L-R: German Ambassador to Ireland, Cord Meier-Klodt; honorary German consul to NI, Marion Lübbeke; Tanya Williams-Powell; Kenny Donaldson, SEFF victims group; former RUC officer, Alan Simpson
L-R: German Ambassador to Ireland, Cord Meier-Klodt; honorary German consul to NI, Marion Lübbeke; Tanya Williams-Powell; Kenny Donaldson, SEFF victims group; former RUC officer, Alan Simpson

The granddaughter of a German industrialist who was abducted, murdered and secretly buried by the IRA 50 years ago has planted a tree at the spot where his body was found.

The German ambassador to Ireland, Cord Meier-Klodt, was also among those who gathered on a Belfast hillside to mark the anniversary of the kidnap of Thomas Niedermayer.

Mr Niedermayer's granddaughter, Tanya Williams-Powell, also laid flowers and spoke briefly during a simple commemoration in Colin Glen Forest.

Thomas Niedermayer was kidnapped by the Provisional IRA on 27 December 1973

Watch:
Face Down: The Disappearance of Thomas Neidermayer


Thomas Niedermayer was snatched from his home in west Belfast in 1973.
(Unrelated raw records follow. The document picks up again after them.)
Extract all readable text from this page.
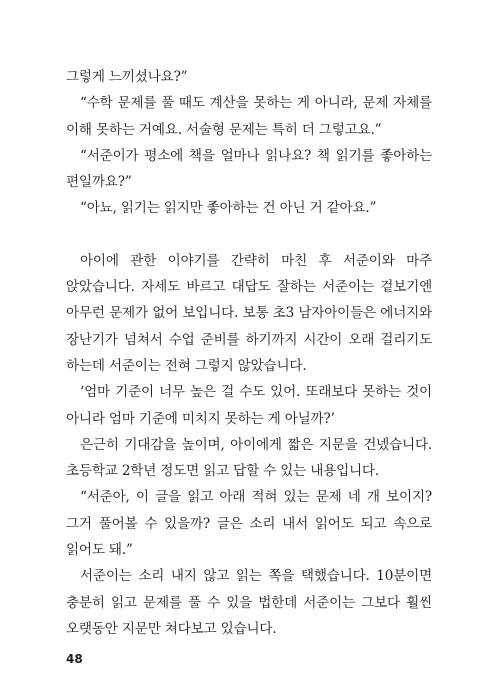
그렇게 느끼셨나요?”

“수학 문제를 풀 때도 계산을 못하는 게 아니라, 문제 자체를 이해 못하는 거예요. 서술형 문제는 특히 더 그렇고요.”

“서준이가 평소에 책을 얼마나 읽나요? 책 읽기를 좋아하는 편일까요?”

“아뇨, 읽기는 읽지만 좋아하는 건 아닌 거 같아요.”

아이에 관한 이야기를 간략히 마친 후 서준이와 마주 앉았습니다. 자세도 바르고 대답도 잘하는 서준이는 겉보기엔 아무런 문제가 없어 보입니다. 보통 초3 남자아이들은 에너지와 장난기가 넘쳐서 수업 준비를 하기까지 시간이 오래 걸리기도 하는데 서준이는 전혀 그렇지 않았습니다.

‘엄마 기준이 너무 높은 걸 수도 있어. 또래보다 못하는 것이 아니라 엄마 기준에 미치지 못하는 게 아닐까?’

은근히 기대감을 높이며, 아이에게 짧은 지문을 건넸습니다. 초등학교 2학년 정도면 읽고 답할 수 있는 내용입니다.

“서준아, 이 글을 읽고 아래 적혀 있는 문제 네 개 보이지? 그거 풀어볼 수 있을까? 글은 소리 내서 읽어도 되고 속으로 읽어도 돼.”

서준이는 소리 내지 않고 읽는 쪽을 택했습니다. 10분이면 충분히 읽고 문제를 풀 수 있을 법한데 서준이는 그보다 훨씬 오랫동안 지문만 쳐다보고 있습니다.

48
He was the honorary German consul to Northern Ireland.

The plan was to swap him to secure the repatriation of the two IRA bombers from a British jail.

But he was killed by his captors when he tried to escape shortly after he was taken.

He was struck on the head with a pistol and died in the house where he was being held.

He was secretly buried in a dump nearby and his body was only found in 1980 when information was passed to the RUC.

Mr Niedermayer's widow, Ingeborg, returned to Ireland a decade later and took her own life in the sea at Bray, Co Wicklow - resort she'd visited with her husband.

The Niedermayer family pictured in Belfast a few years before the kidnapping (Pic: 'Face Down: The Killing Of Thomas Niedermayer')

Their daughter, Gabrielle, also took her own life in the years after the murder as did Gabrielle's husband, Robin.

They were Tanya's parents.

The Niedermayer's other daughter, Renate, also died prematurely - something the family put down to the trauma she and the others suffered.

The two daughters had been in the house the night their father was abducted.


Read more:
Face Down: the Disappearance of Thomas Niedermayer
A Knock on the Door: Thomas Niedermeyer kidnapping
British withheld information on Niedermayer kidnapping - UK state papers


"It's that multi-generational trauma that has come from that one incident that knock on the door, and the kidnapping of Thomas...that has been a key pivotal role in the tragedies that happened to our family.

"My sister and I are determined that that is not going to continue, and the legacy stops here, and our children will lead long happy lives informed by the past, not led by it," Tanya said.

Two men were subsequently jailed for their role in the killing.

The police mounted an elaborate undercover operation to facilitate the search for Mr Niedermayer's body in west Belfast.

They set up a bogus environmental group and claimed to be engaged in a clean-up operation at the site where they'd been told the body had been buried.

They found Mr Niedermayer after several weeks of searching.

The story is the focus of an RTÉ documentary "Face Down" which aired in recently.